Il clima fa le bizze, la primavera (tra un po’ l’estate) stenta ad arrivare e – nonostante tutte le varie teorie – nessuno è in grado di fare delle previsioni attendibili che siano ad una distanza temporale di oltre 3/5 giorni. Tutti noi abbiamo letto quanto scritto sulla stampa o visto quanto trasmesso dalla televisione/ social, sulle cause di tali bizzarrie climatiche: riscaldamento del pianeta, ere glaciali, teorie “gretine”, ecc. ecc.
Tutto questo condito da ipotesi più o meno catastrofiche su quello che succederà entro il 2050 dopo aver snocciolato una serie di parametri matematici, da manuale, per supportare tali previsioni; in sintesi una serie di numeri casuali, che ci fanno pensare al famoso matematico ungherese Von Neumann che era solito ricordare che “chiunque consideri i metodi aritmetici per produrre cifre casuali è, naturalmente, nella condizione di peccatore”. Anche nei nostri territori alcuni, spinti, come da un fuoco sacro (ed anche un po’ sadico) si “scapicollano” a snocciolare una serie di “profezie” sui danni subiti e subendi dagli agricoltori: una specie di “Terremoto e Tragedia” del film “Attila flagello di Dio” con Diego Abbatantuono.
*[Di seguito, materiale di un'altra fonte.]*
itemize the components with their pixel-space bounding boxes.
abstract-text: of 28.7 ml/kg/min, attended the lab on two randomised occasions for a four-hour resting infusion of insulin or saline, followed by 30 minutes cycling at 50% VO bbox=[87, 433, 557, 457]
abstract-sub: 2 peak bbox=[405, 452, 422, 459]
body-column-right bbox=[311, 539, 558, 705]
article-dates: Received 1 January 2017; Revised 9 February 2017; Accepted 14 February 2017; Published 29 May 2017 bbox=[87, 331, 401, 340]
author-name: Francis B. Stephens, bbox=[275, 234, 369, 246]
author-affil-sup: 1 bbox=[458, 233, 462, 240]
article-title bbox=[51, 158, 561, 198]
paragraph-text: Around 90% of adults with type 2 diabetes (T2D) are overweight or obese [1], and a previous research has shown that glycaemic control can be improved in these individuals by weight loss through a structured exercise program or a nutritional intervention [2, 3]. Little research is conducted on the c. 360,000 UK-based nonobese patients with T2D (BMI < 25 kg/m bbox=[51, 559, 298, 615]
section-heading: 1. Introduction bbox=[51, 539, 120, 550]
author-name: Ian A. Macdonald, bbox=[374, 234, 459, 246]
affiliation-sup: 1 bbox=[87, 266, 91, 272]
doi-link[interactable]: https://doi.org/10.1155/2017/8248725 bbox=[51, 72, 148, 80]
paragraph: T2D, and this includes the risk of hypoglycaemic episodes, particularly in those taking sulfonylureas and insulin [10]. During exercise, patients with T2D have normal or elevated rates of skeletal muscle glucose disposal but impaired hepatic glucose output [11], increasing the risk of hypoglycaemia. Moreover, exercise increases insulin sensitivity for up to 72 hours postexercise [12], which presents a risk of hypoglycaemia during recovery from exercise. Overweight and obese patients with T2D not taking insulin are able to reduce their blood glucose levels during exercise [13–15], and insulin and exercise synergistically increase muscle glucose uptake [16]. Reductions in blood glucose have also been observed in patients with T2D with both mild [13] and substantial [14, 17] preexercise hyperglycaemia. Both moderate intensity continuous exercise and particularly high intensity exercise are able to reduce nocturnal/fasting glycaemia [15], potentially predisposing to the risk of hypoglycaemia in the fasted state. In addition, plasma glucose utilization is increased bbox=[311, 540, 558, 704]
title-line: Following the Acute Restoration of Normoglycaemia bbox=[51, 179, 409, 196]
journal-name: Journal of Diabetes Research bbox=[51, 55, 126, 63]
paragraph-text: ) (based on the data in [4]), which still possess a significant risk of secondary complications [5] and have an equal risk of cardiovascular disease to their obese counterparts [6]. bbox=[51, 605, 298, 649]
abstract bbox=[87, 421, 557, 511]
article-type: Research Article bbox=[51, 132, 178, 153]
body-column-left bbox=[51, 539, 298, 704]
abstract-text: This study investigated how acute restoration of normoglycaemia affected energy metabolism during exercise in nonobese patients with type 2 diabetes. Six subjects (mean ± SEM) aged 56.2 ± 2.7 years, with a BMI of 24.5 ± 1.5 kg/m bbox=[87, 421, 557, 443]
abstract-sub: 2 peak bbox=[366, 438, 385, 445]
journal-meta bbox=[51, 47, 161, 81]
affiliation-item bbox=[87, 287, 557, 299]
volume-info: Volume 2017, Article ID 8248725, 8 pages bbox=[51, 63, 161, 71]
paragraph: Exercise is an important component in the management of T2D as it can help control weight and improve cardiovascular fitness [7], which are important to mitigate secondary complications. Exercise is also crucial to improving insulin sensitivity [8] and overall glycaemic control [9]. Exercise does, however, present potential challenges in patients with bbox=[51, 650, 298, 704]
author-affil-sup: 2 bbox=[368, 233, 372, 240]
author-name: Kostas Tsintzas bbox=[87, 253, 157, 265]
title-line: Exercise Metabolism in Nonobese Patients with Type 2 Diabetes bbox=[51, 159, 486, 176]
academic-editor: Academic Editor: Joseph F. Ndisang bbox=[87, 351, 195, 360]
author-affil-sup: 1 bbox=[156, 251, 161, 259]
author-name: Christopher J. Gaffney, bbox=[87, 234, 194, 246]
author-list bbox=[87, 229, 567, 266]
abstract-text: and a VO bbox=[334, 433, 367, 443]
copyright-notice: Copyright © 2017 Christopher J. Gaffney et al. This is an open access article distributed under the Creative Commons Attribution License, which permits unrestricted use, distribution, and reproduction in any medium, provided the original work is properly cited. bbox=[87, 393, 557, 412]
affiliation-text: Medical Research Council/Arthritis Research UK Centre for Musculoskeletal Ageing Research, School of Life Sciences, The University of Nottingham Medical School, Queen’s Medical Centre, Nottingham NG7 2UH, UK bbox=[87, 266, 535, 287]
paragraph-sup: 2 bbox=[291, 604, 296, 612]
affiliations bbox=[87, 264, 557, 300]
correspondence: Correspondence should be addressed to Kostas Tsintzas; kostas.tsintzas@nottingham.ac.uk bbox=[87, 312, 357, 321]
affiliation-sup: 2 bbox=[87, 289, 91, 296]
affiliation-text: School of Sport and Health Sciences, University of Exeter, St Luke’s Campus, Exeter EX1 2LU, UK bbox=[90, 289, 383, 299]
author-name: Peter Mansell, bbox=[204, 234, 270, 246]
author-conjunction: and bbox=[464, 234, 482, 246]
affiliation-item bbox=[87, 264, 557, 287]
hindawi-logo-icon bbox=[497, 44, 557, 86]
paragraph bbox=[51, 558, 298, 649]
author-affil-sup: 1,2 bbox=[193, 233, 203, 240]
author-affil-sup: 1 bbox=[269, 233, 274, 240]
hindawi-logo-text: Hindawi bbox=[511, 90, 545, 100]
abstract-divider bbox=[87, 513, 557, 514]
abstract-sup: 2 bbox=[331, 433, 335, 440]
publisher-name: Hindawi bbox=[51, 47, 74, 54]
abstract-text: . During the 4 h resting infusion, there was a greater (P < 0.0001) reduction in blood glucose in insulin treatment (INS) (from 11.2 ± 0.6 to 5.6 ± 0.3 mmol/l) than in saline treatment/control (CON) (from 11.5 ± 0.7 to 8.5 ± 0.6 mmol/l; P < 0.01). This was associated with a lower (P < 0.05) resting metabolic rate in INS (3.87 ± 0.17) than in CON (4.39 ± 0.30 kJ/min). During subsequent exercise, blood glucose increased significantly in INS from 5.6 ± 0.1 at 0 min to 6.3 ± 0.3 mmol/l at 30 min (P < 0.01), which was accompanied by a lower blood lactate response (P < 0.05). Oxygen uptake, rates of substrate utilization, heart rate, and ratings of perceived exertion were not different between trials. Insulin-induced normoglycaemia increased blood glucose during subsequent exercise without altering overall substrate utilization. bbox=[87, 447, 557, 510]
In alcuni casi c’è chi le stime dei danni le effettua, non solo in contemporanea alla grandinata, ma anche sulle coltivazioni ancora da seminare come se avesse una linea diretta con il Padreterno. Come notizia giornalisticamente fruibile, nulla da dire, ma l’impatto sull’opinione pubblica o sulla politica è diverso, non sempre tale eccessiva esagerazione porta benefici, anzi, al contrario per una serie di motivazioni che tenteremo di illustrare. Se per giorni comunico che, ad esempio, le grandinate hanno distrutto ortaggi o frutta, non mi posso, successivamente lamentare se il commercio opziona prodotti provenienti di altri territori nazionali od esteri, per timore di rimanerne sprovvisto, mentre in realtà le produzioni attese rimarranno costanti rispetto a quelle degli anni precedenti, con l’unico risultato di far abbassare i prezzi per eccessiva quantità disponibile.
Se per giorni comunico che i danni subiti sono ingenti e diffusi invocando le Amministrazioni pubbliche che dichiarino lo stato di calamità naturale, non mi posso successivamente lamentare se, le stesse, per “captatio benevolentiae” e venire incontro alle esigenze degli agricoltori inseriscono nello stato di calamità naturale quanto più territorio possibile vanificando un giusto ristoro per chi ne avrebbe avuto oggettivamente bisogno. Mi spiego meglio, nella provincia di Ancona, nel mese di maggio, i danni alle coltivazioni sono stati provocati da eventi temporaleschi improvvisi e concentrati con le grandinate (residui di grandine di circa 40 cm) e le cosiddette “bombe d’acqua” (precipitazioni copiose ed improvvise che creano dilavamento del suolo che nessun fosso predisposto a regola d’arte potrebbe mai contenere). In quelle zone, effettivamente i danni hanno raggiunto picchi elevatissimi con distruzione delle coltivazioni tra l’80 ed il 100%. Questo non significa che nelle zone limitrofe, ben più ampie, non ci siano state danni, ma certamente di inferiore entità, sicuramente da non raggiungere il 30% della produzione lorda vendibile per poter invocare le provvidenze messe a disposizione della legge. Se tali territori, ben più ampi, li sommiamo agli altri veramente colpiti saremo riusciti a fare solamente un’operazione di facciata ma senza nessun riscontro utile e tangibile. Oltretutto, i danni della grandine / acqua si vedono dopo alcuni giorni tanto che, per fare alcuni esempi, potremo avere campi completamente dilavati senza più coltivazione emergente, come al contrario, nella coltivazione del grano duro i danni sono, il più delle volte, molto limitati o come nella vite che, negli stadi vegetativi primaverili, può riassorbire naturalmente anche un danno di circa il 25%.
In sintesi bisognerebbe evitare di suonare la grancassa sui media, nel solco di “al lupo… al lupo” mentre sarebbe certamente più utile (cosa che stiamo cercando di fare ma ci si scontra con la politica) operare affinché lo stato di calamità naturale sia dichiarato su territori molto limitati e circoscritti in modo che quei agricoltori veramente colpiti possano ottenere un qualche ristoro. Altrimenti se le zone sono troppo ampie, come sopra riportato, il danno rilevato, facilmente potrebbe andare sotto il 30% della P.L.V. (Produzione Lorda Vendibile) così oltre al danno, ci rimarrebbe, solamente, la beffa imprecando il troppo utilizzato detto: “piove, Governo ladro”.